W świetle prawa pan Jan nigdy nie był właścicielem, więc nie mógł przekazać domu w testamencie. Mógł zapisać jedynie to, co sam posiadał – czyli prawo do posiadania, ale nie prawo własności. W efekcie testament jest istotny formalnie, ale nieskuteczny wobec nieruchomości.
Dom przejmuje państwo
Ponieważ dziadek zmarł bez spadkobierców ustawowych, cały majątek przeszedł z mocy prawa na Skarb Państwa. Syn pana Jana, który odziedziczył po ojcu jedynie „posiadanie”, nie może przejąć nieruchomości bez stwierdzenia zasiedzenia, a w dodatku musi walczyć z państwem, które formalnie jest właścicielem.
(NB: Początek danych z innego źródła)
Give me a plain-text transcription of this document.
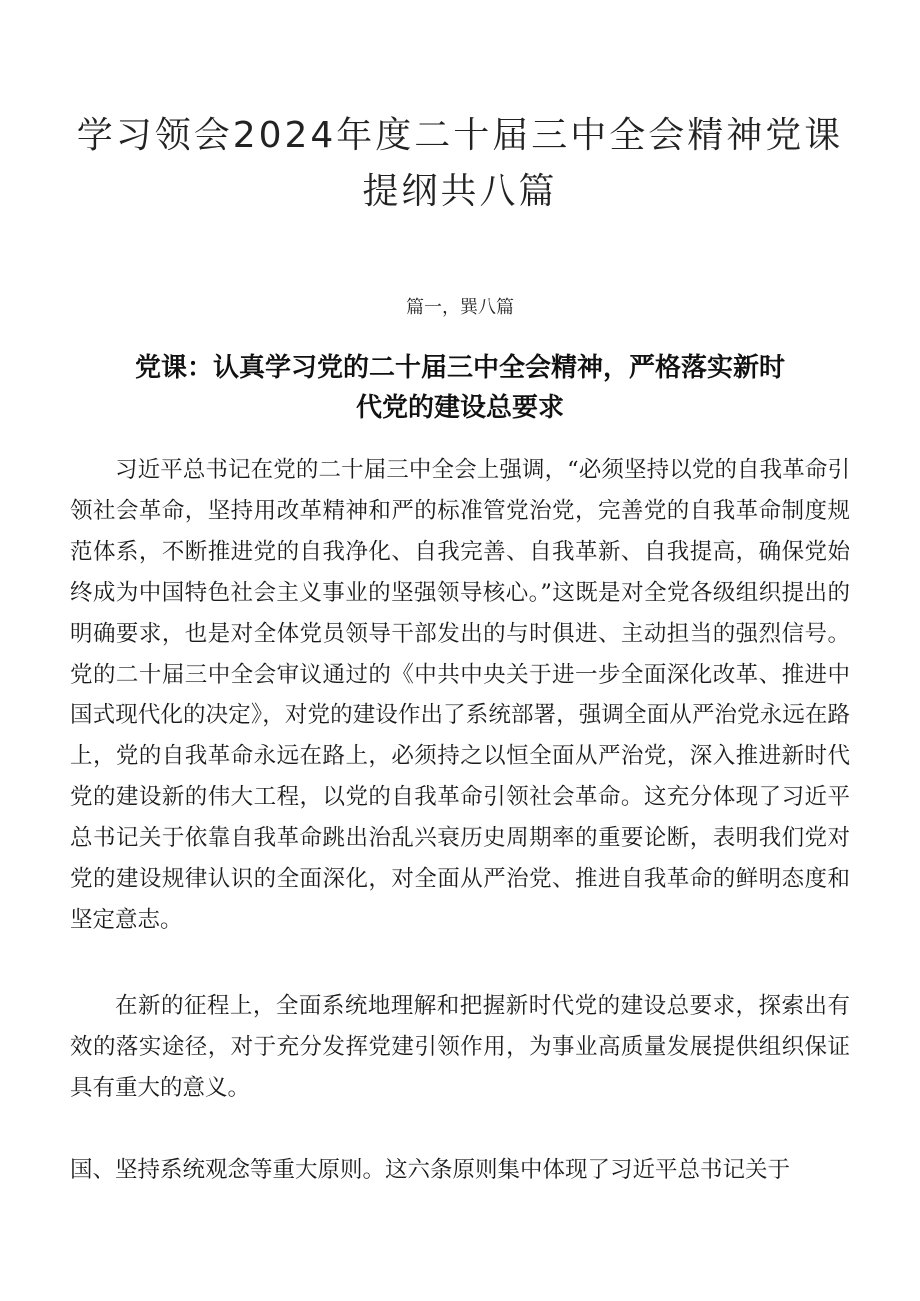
学习领会2024年度二十届三中全会精神党课提纲共八篇
篇一，巽八篇
党课：认真学习党的二十届三中全会精神，严格落实新时
代党的建设总要求

习近平总书记在党的二十届三中全会上强调，“必须坚持以党的自我革命引领社会革命，坚持用改革精神和严的标准管党治党，完善党的自我革命制度规范体系，不断推进党的自我净化、自我完善、自我革新、自我提高，确保党始终成为中国特色社会主义事业的坚强领导核心。”这既是对全党各级组织提出的明确要求，也是对全体党员领导干部发出的与时俱进、主动担当的强烈信号。党的二十届三中全会审议通过的《中共中央关于进一步全面深化改革、推进中国式现代化的决定》，对党的建设作出了系统部署，强调全面从严治党永远在路上，党的自我革命永远在路上，必须持之以恒全面从严治党，深入推进新时代党的建设新的伟大工程，以党的自我革命引领社会革命。这充分体现了习近平总书记关于依靠自我革命跳出治乱兴衰历史周期率的重要论断，表明我们党对党的建设规律认识的全面深化，对全面从严治党、推进自我革命的鲜明态度和坚定意志。

在新的征程上，全面系统地理解和把握新时代党的建设总要求，探索出有效的落实途径，对于充分发挥党建引领作用，为事业高质量发展提供组织保证具有重大的意义。

国、坚持系统观念等重大原则。这六条原则集中体现了习近平总书记关于
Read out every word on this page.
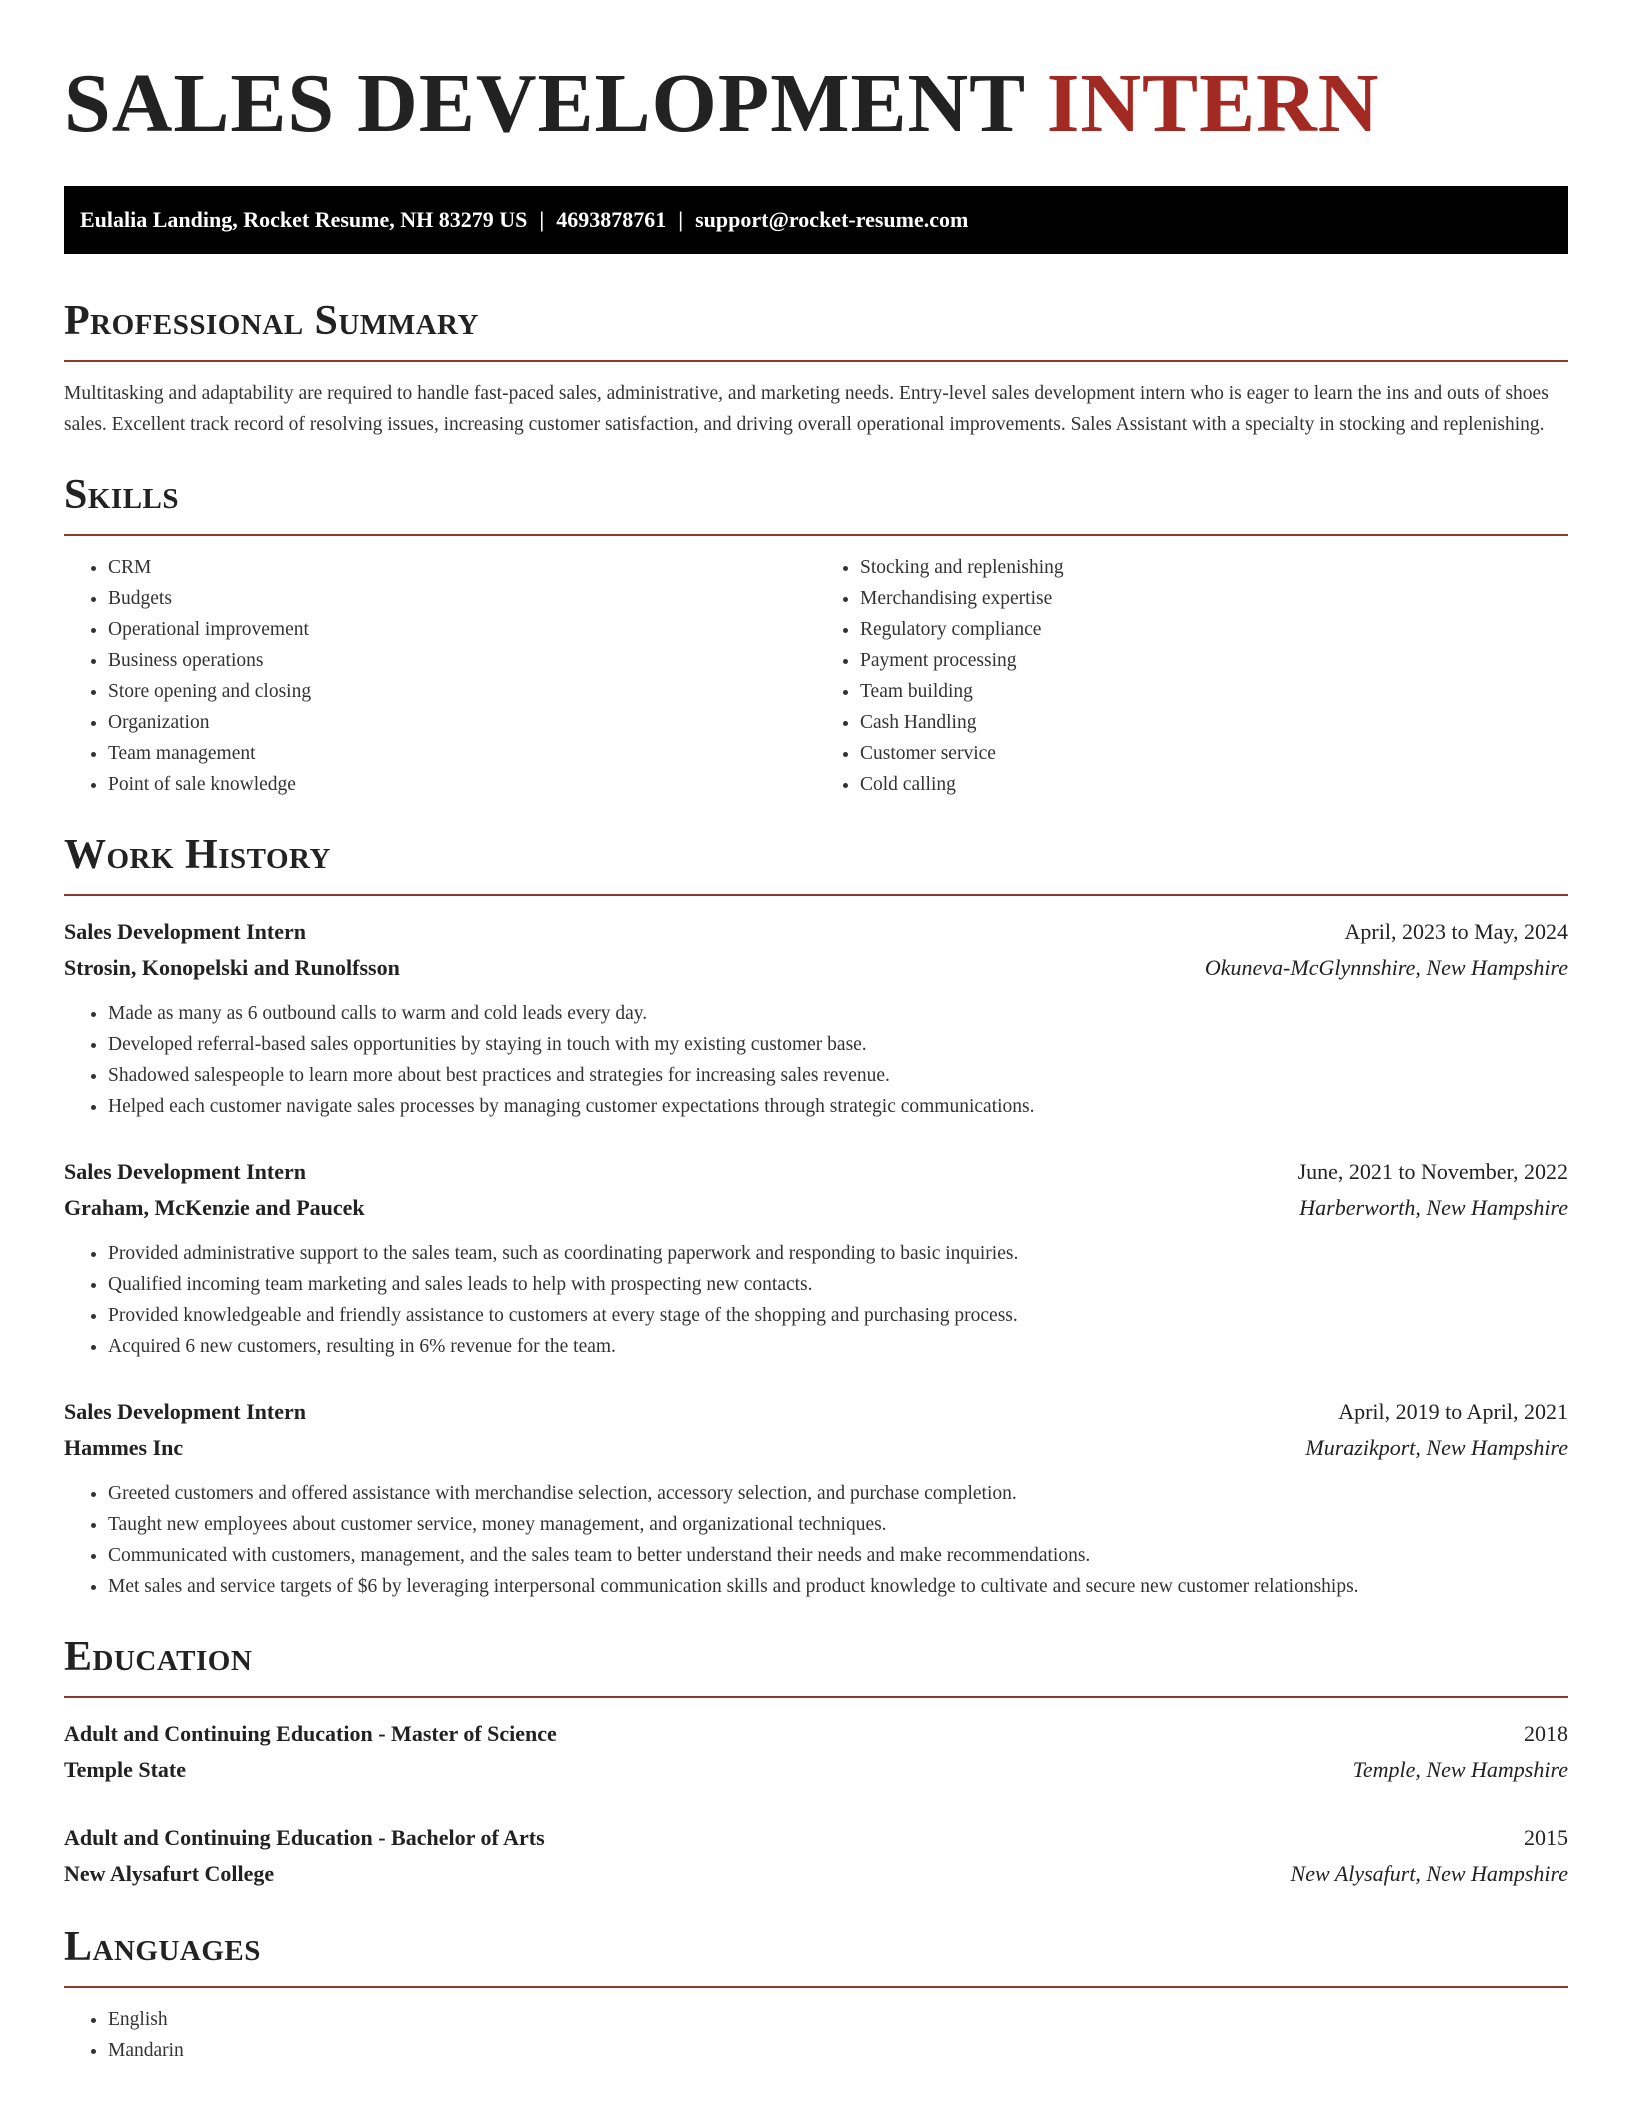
SALES DEVELOPMENT INTERN
Eulalia Landing, Rocket Resume, NH 83279 US | 4693878761 | support@rocket-resume.com
Professional Summary

Multitasking and adaptability are required to handle fast-paced sales, administrative, and marketing needs. Entry-level sales development intern who is eager to learn the ins and outs of shoes sales. Excellent track record of resolving issues, increasing customer satisfaction, and driving overall operational improvements. Sales Assistant with a specialty in stocking and replenishing.

Skills
• CRM
• Budgets
• Operational improvement
• Business operations
• Store opening and closing
• Organization
• Team management
• Point of sale knowledge
• Stocking and replenishing
• Merchandising expertise
• Regulatory compliance
• Payment processing
• Team building
• Cash Handling
• Customer service
• Cold calling
Work History
Sales Development Intern	April, 2023 to May, 2024
Strosin, Konopelski and Runolfsson	Okuneva-McGlynnshire, New Hampshire
• Made as many as 6 outbound calls to warm and cold leads every day.
• Developed referral-based sales opportunities by staying in touch with my existing customer base.
• Shadowed salespeople to learn more about best practices and strategies for increasing sales revenue.
• Helped each customer navigate sales processes by managing customer expectations through strategic communications.
Sales Development Intern	June, 2021 to November, 2022
Graham, McKenzie and Paucek	Harberworth, New Hampshire
• Provided administrative support to the sales team, such as coordinating paperwork and responding to basic inquiries.
• Qualified incoming team marketing and sales leads to help with prospecting new contacts.
• Provided knowledgeable and friendly assistance to customers at every stage of the shopping and purchasing process.
• Acquired 6 new customers, resulting in 6% revenue for the team.
Sales Development Intern	April, 2019 to April, 2021
Hammes Inc	Murazikport, New Hampshire
• Greeted customers and offered assistance with merchandise selection, accessory selection, and purchase completion.
• Taught new employees about customer service, money management, and organizational techniques.
• Communicated with customers, management, and the sales team to better understand their needs and make recommendations.
• Met sales and service targets of $6 by leveraging interpersonal communication skills and product knowledge to cultivate and secure new customer relationships.
Education
Adult and Continuing Education - Master of Science	2018
Temple State	Temple, New Hampshire
Adult and Continuing Education - Bachelor of Arts	2015
New Alysafurt College	New Alysafurt, New Hampshire
Languages
• English
• Mandarin
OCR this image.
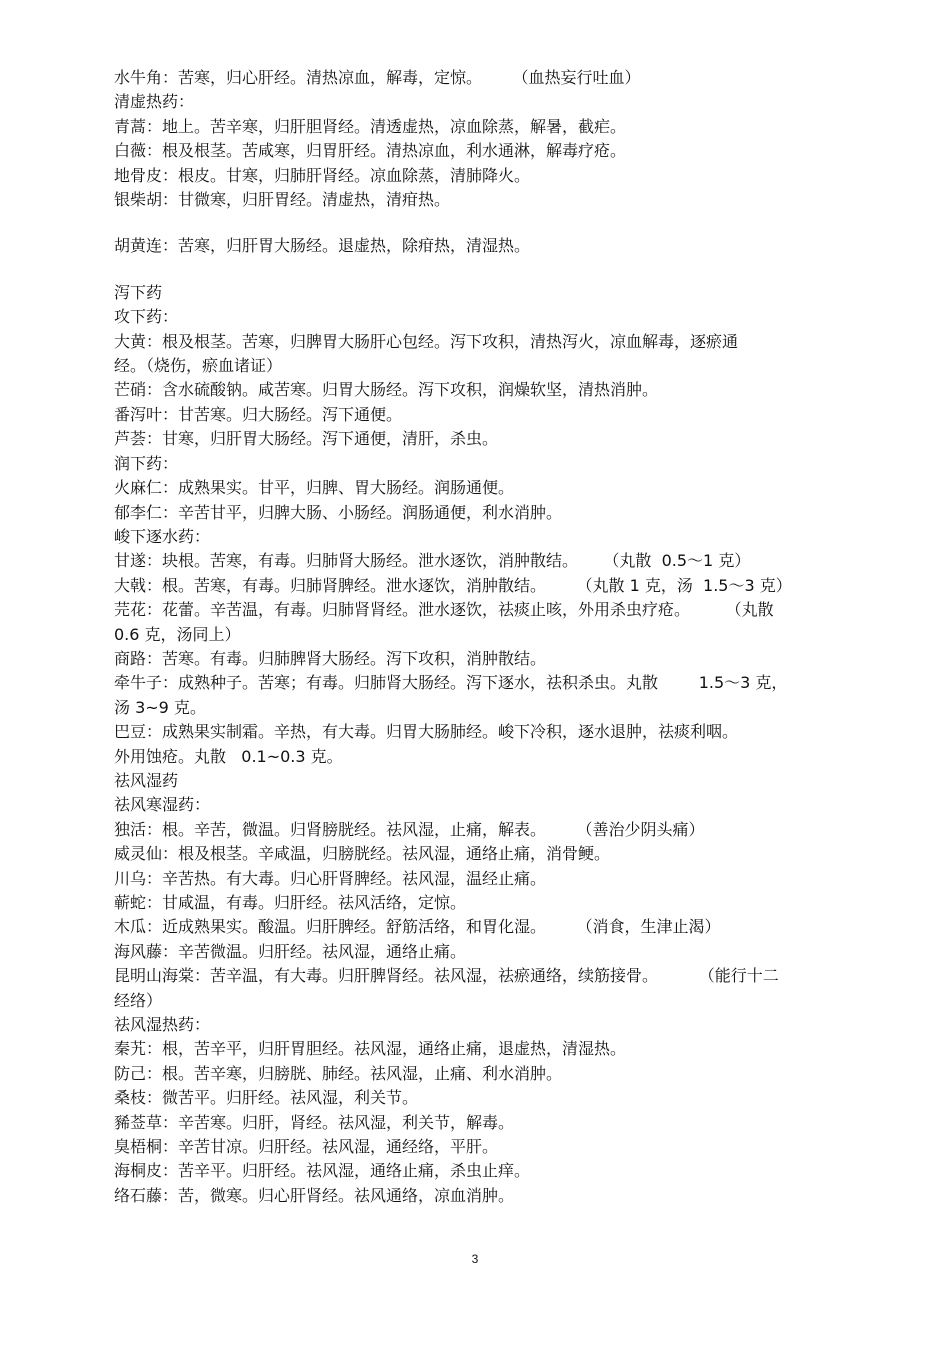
水牛角：苦寒，归心肝经。清热凉血，解毒，定惊。      （血热妄行吐血）

清虚热药：

青蒿：地上。苦辛寒，归肝胆肾经。清透虚热，凉血除蒸，解暑，截疟。

白薇：根及根茎。苦咸寒，归胃肝经。清热凉血，利水通淋，解毒疗疮。

地骨皮：根皮。甘寒，归肺肝肾经。凉血除蒸，清肺降火。

银柴胡：甘微寒，归肝胃经。清虚热，清疳热。

胡黄连：苦寒，归肝胃大肠经。退虚热，除疳热，清湿热。

泻下药

攻下药：

大黄：根及根茎。苦寒，归脾胃大肠肝心包经。泻下攻积，清热泻火，凉血解毒，逐瘀通

经。（烧伤，瘀血诸证）

芒硝：含水硫酸钠。咸苦寒。归胃大肠经。泻下攻积，润燥软坚，清热消肿。

番泻叶：甘苦寒。归大肠经。泻下通便。

芦荟：甘寒，归肝胃大肠经。泻下通便，清肝，杀虫。

润下药：

火麻仁：成熟果实。甘平，归脾、胃大肠经。润肠通便。

郁李仁：辛苦甘平，归脾大肠、小肠经。润肠通便，利水消肿。

峻下逐水药：

甘遂：块根。苦寒，有毒。归肺肾大肠经。泄水逐饮，消肿散结。     （丸散  0.5～1 克）

大戟：根。苦寒，有毒。归肺肾脾经。泄水逐饮，消肿散结。      （丸散 1 克，汤  1.5～3 克）

芫花：花蕾。辛苦温，有毒。归肺肾肾经。泄水逐饮，祛痰止咳，外用杀虫疗疮。       （丸散

0.6 克，汤同上）

商路：苦寒。有毒。归肺脾肾大肠经。泻下攻积，消肿散结。

牵牛子：成熟种子。苦寒；有毒。归肺肾大肠经。泻下逐水，祛积杀虫。丸散        1.5～3 克，

汤 3~9 克。

巴豆：成熟果实制霜。辛热，有大毒。归胃大肠肺经。峻下冷积，逐水退肿，祛痰利咽。

外用蚀疮。丸散   0.1~0.3 克。

祛风湿药

祛风寒湿药：

独活：根。辛苦，微温。归肾膀胱经。祛风湿，止痛，解表。      （善治少阴头痛）

威灵仙：根及根茎。辛咸温，归膀胱经。祛风湿，通络止痛，消骨鲠。

川乌：辛苦热。有大毒。归心肝肾脾经。祛风湿，温经止痛。

蕲蛇：甘咸温，有毒。归肝经。祛风活络，定惊。

木瓜：近成熟果实。酸温。归肝脾经。舒筋活络，和胃化湿。      （消食，生津止渴）

海风藤：辛苦微温。归肝经。祛风湿，通络止痛。

昆明山海棠：苦辛温，有大毒。归肝脾肾经。祛风湿，祛瘀通络，续筋接骨。        （能行十二

经络）

祛风湿热药：

秦艽：根，苦辛平，归肝胃胆经。祛风湿，通络止痛，退虚热，清湿热。

防己：根。苦辛寒，归膀胱、肺经。祛风湿，止痛、利水消肿。

桑枝：微苦平。归肝经。祛风湿，利关节。

豨莶草：辛苦寒。归肝，肾经。祛风湿，利关节，解毒。

臭梧桐：辛苦甘凉。归肝经。祛风湿，通经络，平肝。

海桐皮：苦辛平。归肝经。祛风湿，通络止痛，杀虫止痒。

络石藤：苦，微寒。归心肝肾经。祛风通络，凉血消肿。

3
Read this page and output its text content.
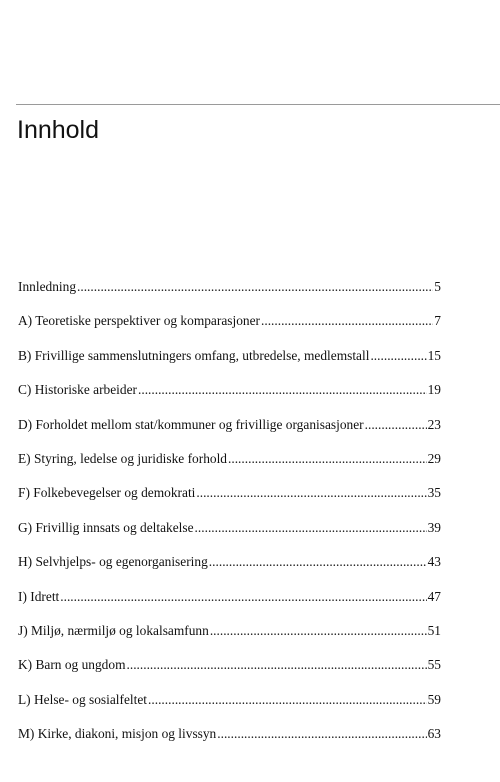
Innhold
Innledning .....	5
A) Teoretiske perspektiver og komparasjoner .....	7
B) Frivillige sammenslutningers omfang, utbredelse, medlemstall .....	15
C) Historiske arbeider .....	19
D) Forholdet mellom stat/kommuner og frivillige organisasjoner .....	23
E) Styring, ledelse og juridiske forhold .....	29
F) Folkebevegelser og demokrati .....	35
G) Frivillig innsats og deltakelse .....	39
H) Selvhjelps- og egenorganisering .....	43
I) Idrett .....	47
J) Miljø, nærmiljø og lokalsamfunn .....	51
K) Barn og ungdom .....	55
L) Helse- og sosialfeltet .....	59
M) Kirke, diakoni, misjon og livssyn .....	63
Polskie przepisy są tu bezlitosne. Zasada prawa rzymskiego mówi jasno: nikt nie może przekazać więcej praw, niż sam posiada. To oznacza, iż choćby idealnie sporządzony testament nie pomoże, jeżeli zmarły nie był właścicielem w sensie prawnym.
Aby uniknąć podobnych tragedii, prawnicy zalecają, by przed sporządzeniem testamentu uregulować wszystkie kwestie własności – zwłaszcza wpisy w księgach wieczystych. W przeciwnym razie rodzina może po śmierci spadkodawcy dowiedzieć się, iż dom, w którym mieszkała od pokoleń, formalnie należy do państwa.